Community Corner

CAI Loses Appeal Blaming Gas Company for Danversport Explosion

Owners of the former plant at 128 Rear Water St. had filed a lawsuit, claiming faulty gas work was to blame for the 2006 explosion. That claim was rejected and the decision upheld last week.

The state Appeals Court upheld a 2011 decision on Friday that rejected claims it was really faulty utility work that caused the 2006 explosion that leveled a Danversport paint manufacturing plant and damaged numerous homes in the surrounding neighborhood.

In 2009, plant owners CAI Inc. filed a civil lawsuit that blamed National Grid and gas companies it absorbed, saying repairs on gas mains by utility workers prior to the blast on Nov. 22, 2006 were more likely to have caused the explosion inside the plant.

CAI had sought to introduce numerous repair records for examination in court, but was limited by a judge to only encompass utility work within the immediate vicinity of the plant.
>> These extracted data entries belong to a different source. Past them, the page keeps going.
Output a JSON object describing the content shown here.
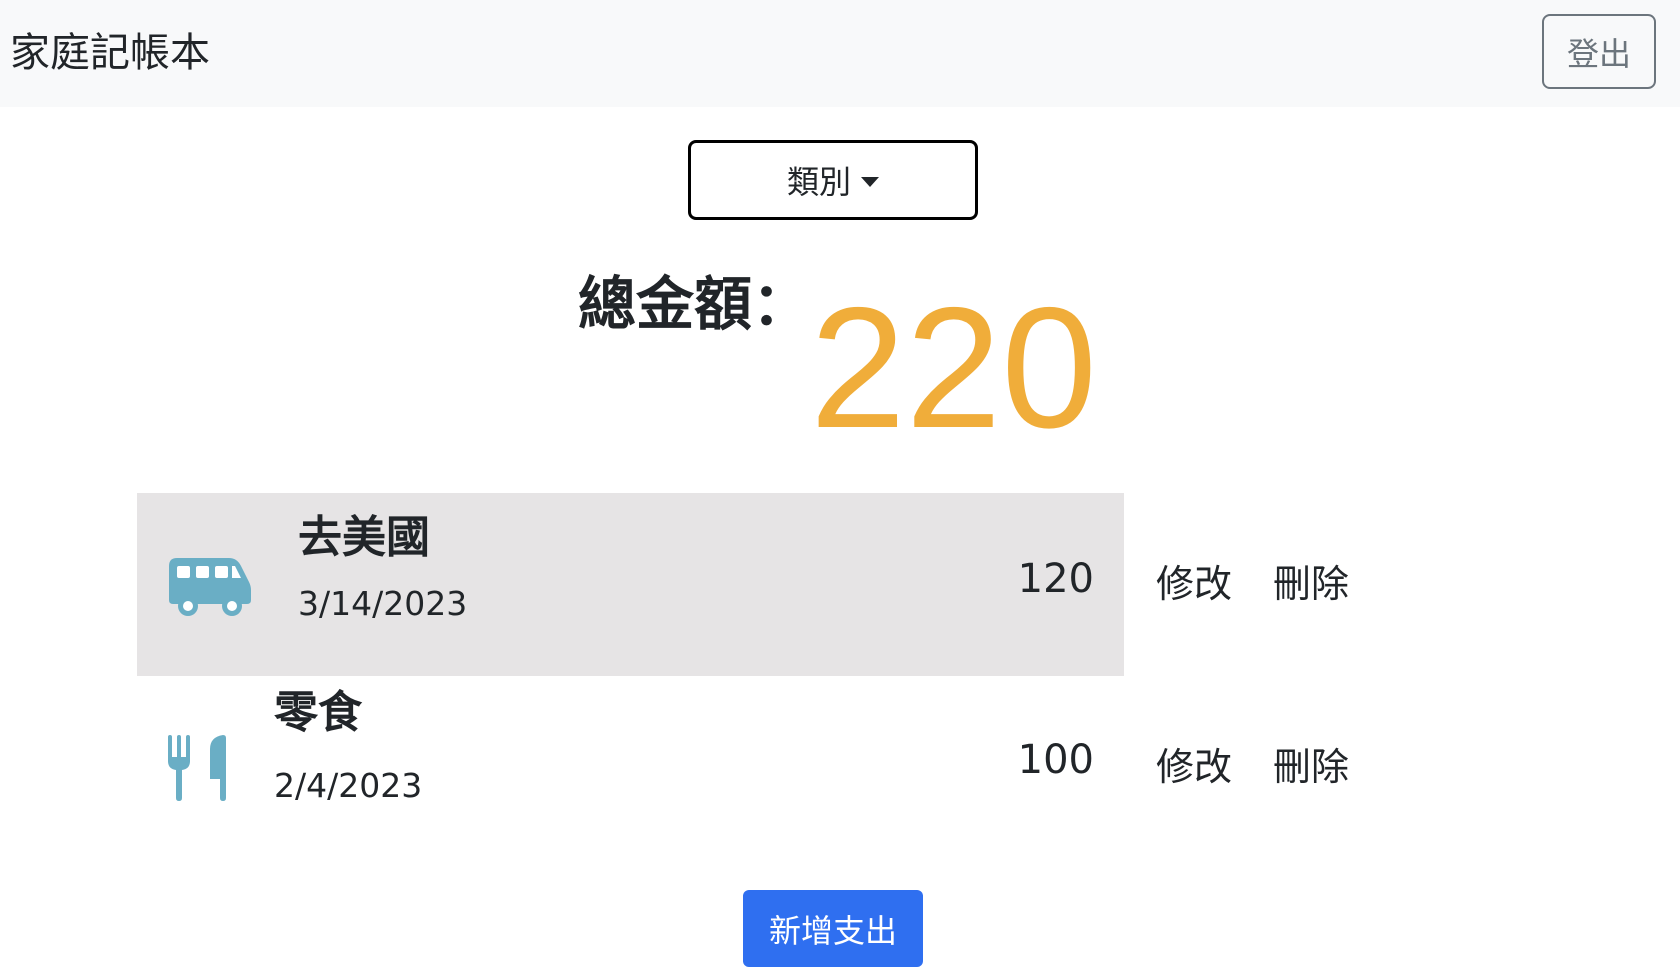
{
  "header": {
    "brand": "家庭記帳本",
    "logout_label": "登出"
  },
  "filter": {
    "category_label": "類別"
  },
  "summary": {
    "total_label": "總金額：",
    "total_value": "220"
  },
  "expenses": [
    {
      "icon": "bus-icon",
      "title": "去美國",
      "date": "3/14/2023",
      "amount": "120",
      "edit_label": "修改",
      "delete_label": "刪除"
    },
    {
      "icon": "utensils-icon",
      "title": "零食",
      "date": "2/4/2023",
      "amount": "100",
      "edit_label": "修改",
      "delete_label": "刪除"
    }
  ],
  "actions": {
    "add_label": "新增支出"
  },
  "colors": {
    "total": "#f0ad3a",
    "icon": "#6aaec5",
    "highlight_row": "#e6e4e5",
    "primary_button": "#2f6ff0"
  }
}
The judge also denied a request to review repairs after the blast.

CAI lost that suit and then appealed the decision, saying the judge improperly limited the company's discovery requests.

The Appeals Court disagreed and the original judgment was affirmed last week.

"The plaintiffs' factually unsupported expert affidavit notwithstanding, the plaintiffs have not demonstrated that post-accident repair and complaint records have any reasonable likelihood of demonstrating that alleged gas leaks or corroded infrastructure at some...distance from the accident site more probably than not were a substantial contributing cause of the accident," the justices' decision read.

"...we are unable to conclude on the record before us that the motion judges' discovery orders lacked reasonable grounds or were otherwise outside the judges' broad discretion," they concluded.